Plugging into video and computer technology is a relatively new innovation in health care. It allows both consumers and providers in remote or rural areas to gain access to mental health or specialty expertise. Telemedicine can enable consulting providers to speak to and observe patients directly. It also can be used in education and training programs for generalist clinicians.

33.6.Telephone counseling

Active listening skills are a hallmark of telephone counselors. These also provide information and referral to interested callers. For many people telephone counseling often is a first step to receiving in-depth mental health care. Research shows that such counseling from specially trained mental health providers reaches many people who otherwise might not get the help they need. Before calling, be sure to check the telephone number for service fees; a 900 area code means you will be billed for the call, an 800 or 888 area code means the call is toll-free.

33.7.Electronic communications

Technologies such as the Internet, bulletin boards, and electronic mail lists provide access directly to consumers and the public on a wide range of information. On-line consumer groups can exchange information, experiences, and views on mental health, treatment systems, alternative medicine, and other related topics.



33.8.Radio psychiatry

Another relative newcomer to therapy, radio psychiatry was first introduced in the United States in 1976. Radio psychiatrists and psychologists provide advice, information, and referrals in response to a variety of mental health questions from callers. The American Psychiatric Association and the American Psychological Association have issued ethical guidelines for the role of psychiatrists and psychologists on radio shows.



Conclusion

Scripture speaks of what we might call counseling, but it speaks against those who pretend to read minds and communicate with spirits, even for the supposedly noble purpose of helping another in distress. It urges those of us who follow Christ to know and use God's Word, to care for fellow believers, and to confront sin in those for whom we show that care. The church is to rebuke, train, encourage, and generally disciple those who are troubled or are going astray. To do this is one of the ways we "love one another" (I John 4:7). To fail to do this, or to substitute human wisdom for God's revealed wisdom, is to fail to love.

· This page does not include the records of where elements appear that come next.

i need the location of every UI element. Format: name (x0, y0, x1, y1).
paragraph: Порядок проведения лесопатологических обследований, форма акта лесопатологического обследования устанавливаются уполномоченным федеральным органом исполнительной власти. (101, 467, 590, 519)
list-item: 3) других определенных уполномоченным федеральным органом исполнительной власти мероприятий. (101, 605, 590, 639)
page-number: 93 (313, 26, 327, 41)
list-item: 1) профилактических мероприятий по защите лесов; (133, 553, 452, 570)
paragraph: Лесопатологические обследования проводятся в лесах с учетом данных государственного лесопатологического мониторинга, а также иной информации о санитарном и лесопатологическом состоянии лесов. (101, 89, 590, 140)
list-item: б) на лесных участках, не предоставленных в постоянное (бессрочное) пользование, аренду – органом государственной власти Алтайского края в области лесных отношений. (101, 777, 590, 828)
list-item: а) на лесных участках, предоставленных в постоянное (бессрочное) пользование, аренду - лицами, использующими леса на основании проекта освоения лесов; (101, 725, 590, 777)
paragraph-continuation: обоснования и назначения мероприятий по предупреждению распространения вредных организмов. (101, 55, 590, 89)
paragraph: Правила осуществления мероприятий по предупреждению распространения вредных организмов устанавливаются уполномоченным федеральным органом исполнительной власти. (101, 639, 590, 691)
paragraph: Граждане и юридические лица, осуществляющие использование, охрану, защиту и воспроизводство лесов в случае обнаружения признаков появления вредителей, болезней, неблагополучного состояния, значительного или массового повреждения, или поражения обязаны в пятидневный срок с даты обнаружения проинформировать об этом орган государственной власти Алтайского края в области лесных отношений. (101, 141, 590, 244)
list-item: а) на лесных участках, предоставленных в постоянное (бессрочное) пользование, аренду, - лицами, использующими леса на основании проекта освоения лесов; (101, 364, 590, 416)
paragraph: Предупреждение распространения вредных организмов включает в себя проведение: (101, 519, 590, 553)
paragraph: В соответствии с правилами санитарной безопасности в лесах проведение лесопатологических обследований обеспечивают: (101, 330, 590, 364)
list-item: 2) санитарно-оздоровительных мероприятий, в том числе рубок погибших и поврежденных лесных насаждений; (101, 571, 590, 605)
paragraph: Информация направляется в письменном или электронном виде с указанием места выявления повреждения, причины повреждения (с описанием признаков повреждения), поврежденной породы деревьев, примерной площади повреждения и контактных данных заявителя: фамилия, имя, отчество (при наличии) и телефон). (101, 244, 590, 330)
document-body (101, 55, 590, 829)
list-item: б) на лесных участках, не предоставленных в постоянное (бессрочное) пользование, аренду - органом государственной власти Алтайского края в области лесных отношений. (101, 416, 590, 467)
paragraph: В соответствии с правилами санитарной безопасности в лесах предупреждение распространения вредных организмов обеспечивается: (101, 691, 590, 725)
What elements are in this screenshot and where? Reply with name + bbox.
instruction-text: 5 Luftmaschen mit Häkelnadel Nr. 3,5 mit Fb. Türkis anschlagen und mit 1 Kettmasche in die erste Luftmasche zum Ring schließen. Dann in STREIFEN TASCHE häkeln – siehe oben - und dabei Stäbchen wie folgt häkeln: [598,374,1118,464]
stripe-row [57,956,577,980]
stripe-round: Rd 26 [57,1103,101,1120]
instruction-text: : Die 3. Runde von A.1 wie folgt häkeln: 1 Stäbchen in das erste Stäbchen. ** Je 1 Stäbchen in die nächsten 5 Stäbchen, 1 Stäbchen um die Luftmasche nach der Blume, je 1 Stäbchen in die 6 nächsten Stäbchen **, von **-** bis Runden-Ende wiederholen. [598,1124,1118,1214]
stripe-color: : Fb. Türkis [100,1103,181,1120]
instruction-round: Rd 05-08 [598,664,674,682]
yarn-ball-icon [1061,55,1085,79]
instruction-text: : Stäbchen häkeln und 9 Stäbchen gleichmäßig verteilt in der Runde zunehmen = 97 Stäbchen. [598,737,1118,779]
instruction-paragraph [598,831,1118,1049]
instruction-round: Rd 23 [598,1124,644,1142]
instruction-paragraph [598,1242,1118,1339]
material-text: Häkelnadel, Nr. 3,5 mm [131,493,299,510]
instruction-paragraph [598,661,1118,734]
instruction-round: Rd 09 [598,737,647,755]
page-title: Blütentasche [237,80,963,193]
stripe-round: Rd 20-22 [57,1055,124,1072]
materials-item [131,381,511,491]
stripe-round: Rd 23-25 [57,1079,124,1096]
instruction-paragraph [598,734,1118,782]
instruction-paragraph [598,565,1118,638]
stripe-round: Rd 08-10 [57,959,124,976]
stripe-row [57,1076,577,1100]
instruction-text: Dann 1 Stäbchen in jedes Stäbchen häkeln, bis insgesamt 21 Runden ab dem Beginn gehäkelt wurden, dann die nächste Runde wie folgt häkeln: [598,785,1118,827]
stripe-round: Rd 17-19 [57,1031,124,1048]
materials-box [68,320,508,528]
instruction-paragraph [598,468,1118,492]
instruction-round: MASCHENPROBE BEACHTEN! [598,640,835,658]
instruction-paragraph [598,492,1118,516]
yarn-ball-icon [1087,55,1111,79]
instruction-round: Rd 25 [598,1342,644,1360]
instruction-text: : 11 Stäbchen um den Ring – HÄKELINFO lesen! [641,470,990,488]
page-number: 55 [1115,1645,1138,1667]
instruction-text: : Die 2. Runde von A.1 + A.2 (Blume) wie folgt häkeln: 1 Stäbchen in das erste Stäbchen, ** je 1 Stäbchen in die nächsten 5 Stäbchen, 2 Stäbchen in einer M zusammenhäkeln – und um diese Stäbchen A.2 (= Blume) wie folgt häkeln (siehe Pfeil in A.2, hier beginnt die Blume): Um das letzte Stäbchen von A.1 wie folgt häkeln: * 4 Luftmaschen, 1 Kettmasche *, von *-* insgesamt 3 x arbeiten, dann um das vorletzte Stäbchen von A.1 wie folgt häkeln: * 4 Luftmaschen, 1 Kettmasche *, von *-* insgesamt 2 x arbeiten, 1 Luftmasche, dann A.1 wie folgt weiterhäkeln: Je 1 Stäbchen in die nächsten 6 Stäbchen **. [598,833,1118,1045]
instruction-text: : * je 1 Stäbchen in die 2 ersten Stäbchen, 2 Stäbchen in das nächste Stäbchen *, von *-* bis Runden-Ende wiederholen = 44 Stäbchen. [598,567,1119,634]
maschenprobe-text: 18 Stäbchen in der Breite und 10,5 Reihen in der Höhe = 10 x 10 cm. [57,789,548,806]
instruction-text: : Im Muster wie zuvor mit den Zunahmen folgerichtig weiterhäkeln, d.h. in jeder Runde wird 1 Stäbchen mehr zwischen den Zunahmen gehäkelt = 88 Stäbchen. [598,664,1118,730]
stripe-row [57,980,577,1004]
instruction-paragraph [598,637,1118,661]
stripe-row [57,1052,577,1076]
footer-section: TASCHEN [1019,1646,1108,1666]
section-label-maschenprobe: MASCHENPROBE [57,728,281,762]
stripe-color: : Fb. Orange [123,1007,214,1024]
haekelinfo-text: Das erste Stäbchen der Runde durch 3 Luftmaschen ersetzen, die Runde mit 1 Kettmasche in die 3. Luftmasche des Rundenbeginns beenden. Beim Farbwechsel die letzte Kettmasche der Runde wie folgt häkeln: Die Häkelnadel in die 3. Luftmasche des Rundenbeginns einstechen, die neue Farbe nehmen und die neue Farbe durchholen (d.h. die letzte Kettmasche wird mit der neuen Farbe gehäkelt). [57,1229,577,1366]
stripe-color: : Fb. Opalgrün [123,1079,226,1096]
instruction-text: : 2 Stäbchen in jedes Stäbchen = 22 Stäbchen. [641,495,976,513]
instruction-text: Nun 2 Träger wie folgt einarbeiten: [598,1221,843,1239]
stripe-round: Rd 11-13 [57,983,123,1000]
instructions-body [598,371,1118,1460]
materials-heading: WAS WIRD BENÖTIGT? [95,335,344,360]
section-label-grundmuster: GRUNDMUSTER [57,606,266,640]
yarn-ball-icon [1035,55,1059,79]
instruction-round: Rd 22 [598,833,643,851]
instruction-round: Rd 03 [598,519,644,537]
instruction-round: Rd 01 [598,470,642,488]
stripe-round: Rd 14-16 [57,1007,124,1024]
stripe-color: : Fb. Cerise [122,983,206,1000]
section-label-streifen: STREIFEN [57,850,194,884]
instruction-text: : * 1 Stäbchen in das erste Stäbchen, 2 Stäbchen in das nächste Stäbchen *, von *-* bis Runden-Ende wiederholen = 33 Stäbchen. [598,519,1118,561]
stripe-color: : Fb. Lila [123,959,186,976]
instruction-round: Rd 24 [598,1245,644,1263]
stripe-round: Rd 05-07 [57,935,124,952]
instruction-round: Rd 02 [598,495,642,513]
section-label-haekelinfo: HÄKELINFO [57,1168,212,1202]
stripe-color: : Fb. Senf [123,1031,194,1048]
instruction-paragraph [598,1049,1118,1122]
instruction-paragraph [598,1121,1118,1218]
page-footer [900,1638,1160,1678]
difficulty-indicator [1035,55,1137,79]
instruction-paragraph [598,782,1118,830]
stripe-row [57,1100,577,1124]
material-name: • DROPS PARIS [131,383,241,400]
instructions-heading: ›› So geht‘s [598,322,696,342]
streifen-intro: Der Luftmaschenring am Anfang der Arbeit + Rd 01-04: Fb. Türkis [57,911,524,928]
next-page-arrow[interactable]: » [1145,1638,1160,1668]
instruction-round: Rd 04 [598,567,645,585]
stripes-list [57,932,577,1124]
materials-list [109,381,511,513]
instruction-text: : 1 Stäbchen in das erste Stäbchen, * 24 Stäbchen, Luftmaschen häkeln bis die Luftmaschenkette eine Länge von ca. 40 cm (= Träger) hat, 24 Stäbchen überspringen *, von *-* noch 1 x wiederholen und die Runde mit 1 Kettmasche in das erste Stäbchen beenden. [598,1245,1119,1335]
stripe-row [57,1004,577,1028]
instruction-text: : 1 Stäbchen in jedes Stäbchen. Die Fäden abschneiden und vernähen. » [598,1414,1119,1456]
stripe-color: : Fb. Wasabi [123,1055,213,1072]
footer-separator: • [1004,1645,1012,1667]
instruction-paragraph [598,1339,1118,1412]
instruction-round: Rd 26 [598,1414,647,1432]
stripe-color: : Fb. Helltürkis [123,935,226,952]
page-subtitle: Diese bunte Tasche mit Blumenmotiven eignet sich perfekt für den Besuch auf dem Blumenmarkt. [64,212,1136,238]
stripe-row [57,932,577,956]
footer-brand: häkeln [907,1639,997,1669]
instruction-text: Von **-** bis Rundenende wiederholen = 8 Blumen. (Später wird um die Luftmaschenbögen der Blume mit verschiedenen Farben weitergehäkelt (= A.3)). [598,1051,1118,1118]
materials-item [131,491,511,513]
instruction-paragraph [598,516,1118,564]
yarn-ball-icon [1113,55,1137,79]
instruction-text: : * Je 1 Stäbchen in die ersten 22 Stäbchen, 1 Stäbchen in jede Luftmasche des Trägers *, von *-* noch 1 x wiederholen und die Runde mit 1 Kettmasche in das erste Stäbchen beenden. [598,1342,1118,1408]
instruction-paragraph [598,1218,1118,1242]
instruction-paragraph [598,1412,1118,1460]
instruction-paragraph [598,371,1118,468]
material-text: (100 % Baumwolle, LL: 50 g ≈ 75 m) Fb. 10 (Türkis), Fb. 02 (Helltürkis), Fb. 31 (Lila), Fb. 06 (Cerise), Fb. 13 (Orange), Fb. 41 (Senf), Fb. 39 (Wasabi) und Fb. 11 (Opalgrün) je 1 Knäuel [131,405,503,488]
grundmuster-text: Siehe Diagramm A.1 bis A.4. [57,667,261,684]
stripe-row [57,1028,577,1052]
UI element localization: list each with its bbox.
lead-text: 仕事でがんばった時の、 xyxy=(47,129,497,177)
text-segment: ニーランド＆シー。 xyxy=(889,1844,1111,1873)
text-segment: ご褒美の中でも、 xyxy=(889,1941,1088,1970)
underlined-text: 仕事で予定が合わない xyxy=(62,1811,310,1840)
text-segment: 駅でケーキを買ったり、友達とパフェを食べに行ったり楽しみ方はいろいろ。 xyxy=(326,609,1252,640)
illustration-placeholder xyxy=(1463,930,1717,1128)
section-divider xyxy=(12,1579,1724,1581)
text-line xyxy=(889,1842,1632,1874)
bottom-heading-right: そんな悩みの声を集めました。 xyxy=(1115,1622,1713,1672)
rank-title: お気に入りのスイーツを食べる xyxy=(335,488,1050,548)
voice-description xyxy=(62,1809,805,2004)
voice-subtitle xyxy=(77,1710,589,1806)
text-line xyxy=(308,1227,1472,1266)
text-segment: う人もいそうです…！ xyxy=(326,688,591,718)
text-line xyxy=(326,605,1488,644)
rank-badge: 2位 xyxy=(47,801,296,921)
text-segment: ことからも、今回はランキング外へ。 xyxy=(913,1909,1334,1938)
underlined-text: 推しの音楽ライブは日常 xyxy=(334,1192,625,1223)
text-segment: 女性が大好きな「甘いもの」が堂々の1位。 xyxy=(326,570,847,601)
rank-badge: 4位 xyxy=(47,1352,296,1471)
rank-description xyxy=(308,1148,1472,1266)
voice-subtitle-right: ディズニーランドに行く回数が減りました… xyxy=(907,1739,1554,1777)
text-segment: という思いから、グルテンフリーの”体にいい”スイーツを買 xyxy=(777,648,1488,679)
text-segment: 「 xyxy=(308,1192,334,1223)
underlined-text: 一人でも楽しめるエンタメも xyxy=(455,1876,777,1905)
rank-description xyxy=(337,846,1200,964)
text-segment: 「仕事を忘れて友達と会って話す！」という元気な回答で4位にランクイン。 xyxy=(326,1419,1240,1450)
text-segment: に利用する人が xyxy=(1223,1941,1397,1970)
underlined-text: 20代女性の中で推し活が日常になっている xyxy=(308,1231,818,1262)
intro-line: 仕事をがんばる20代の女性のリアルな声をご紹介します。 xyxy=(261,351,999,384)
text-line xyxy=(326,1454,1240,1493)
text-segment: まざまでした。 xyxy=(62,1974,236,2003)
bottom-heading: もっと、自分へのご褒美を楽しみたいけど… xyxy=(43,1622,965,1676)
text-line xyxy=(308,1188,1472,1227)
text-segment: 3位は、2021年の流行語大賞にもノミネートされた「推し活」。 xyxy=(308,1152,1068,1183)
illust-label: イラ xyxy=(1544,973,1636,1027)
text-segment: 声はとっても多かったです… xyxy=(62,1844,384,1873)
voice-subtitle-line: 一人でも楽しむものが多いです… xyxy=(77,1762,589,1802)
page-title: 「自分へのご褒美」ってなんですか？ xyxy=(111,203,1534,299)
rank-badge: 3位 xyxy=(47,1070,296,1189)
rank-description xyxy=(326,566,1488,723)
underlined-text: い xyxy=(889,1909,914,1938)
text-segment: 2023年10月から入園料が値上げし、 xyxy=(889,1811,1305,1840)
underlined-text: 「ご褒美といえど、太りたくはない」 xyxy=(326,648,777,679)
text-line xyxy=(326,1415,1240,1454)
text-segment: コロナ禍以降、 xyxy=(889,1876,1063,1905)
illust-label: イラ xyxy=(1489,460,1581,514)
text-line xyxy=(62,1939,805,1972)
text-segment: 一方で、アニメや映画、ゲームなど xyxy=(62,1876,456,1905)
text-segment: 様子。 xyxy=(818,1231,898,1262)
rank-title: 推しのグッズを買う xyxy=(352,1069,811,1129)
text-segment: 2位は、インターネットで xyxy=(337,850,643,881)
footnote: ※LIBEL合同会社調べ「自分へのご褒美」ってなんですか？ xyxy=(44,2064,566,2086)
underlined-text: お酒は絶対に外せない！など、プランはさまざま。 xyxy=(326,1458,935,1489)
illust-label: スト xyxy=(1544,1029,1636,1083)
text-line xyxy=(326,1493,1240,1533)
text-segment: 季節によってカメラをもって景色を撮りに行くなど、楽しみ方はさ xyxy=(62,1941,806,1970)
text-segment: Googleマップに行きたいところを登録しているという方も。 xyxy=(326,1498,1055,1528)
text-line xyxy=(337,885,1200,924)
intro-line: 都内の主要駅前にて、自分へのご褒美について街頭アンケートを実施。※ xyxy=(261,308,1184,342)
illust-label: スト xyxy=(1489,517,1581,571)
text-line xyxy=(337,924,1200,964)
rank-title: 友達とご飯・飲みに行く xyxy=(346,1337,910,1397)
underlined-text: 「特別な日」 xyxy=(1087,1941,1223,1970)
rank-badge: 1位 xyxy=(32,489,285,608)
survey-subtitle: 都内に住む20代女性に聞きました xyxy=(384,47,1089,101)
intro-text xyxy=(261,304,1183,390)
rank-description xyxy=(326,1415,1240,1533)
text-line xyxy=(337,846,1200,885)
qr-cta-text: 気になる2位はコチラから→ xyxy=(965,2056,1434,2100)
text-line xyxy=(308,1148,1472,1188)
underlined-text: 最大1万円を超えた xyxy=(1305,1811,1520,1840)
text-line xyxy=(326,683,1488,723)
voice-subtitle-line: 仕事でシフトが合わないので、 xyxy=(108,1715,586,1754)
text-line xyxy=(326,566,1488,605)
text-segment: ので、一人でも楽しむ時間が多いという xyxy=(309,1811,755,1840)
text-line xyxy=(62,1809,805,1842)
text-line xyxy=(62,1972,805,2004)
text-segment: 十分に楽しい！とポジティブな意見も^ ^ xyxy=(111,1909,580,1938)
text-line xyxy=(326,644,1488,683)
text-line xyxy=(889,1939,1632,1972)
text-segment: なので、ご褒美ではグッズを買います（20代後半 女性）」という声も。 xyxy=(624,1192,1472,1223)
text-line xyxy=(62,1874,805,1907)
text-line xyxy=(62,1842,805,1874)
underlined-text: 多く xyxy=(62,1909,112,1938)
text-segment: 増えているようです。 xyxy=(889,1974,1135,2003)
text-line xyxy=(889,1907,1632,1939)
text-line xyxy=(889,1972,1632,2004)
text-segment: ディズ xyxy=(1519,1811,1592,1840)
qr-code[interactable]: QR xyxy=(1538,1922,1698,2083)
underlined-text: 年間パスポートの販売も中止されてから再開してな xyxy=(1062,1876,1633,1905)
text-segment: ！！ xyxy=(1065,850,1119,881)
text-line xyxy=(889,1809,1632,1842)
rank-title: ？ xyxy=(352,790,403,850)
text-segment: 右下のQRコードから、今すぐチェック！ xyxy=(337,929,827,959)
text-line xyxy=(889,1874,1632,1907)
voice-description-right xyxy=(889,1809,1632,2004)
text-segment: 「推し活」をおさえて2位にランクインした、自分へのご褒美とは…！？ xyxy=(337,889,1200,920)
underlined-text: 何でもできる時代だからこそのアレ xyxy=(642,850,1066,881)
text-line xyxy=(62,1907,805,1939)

This stands in contrast to most "Christian therapists," who have taken on not only the fundamental doctrines of the secular insight-oriented psychotherapy industry, but also its practices and trappings. Among these counselors who characterize themselves as "Christian," all too often we find: (1) the claim to possess the secret knowledge of an elite corps, along with the use of a vocabulary so elusive and complex that an aura of sheer magic surrounds it, (2) credentials framed on the wall, and (3) fifty-minute therapy sessions, after which they charge fees for what should be considered discipling. These counselors move within the church, more as people possessing secret knowledge than as loving church leaders fighting the good fight.

Quite apart from these professional counselors, Christians have the following four sources available for counsel: the Holy Spirit, the Word of God, other Christians, and the organized church.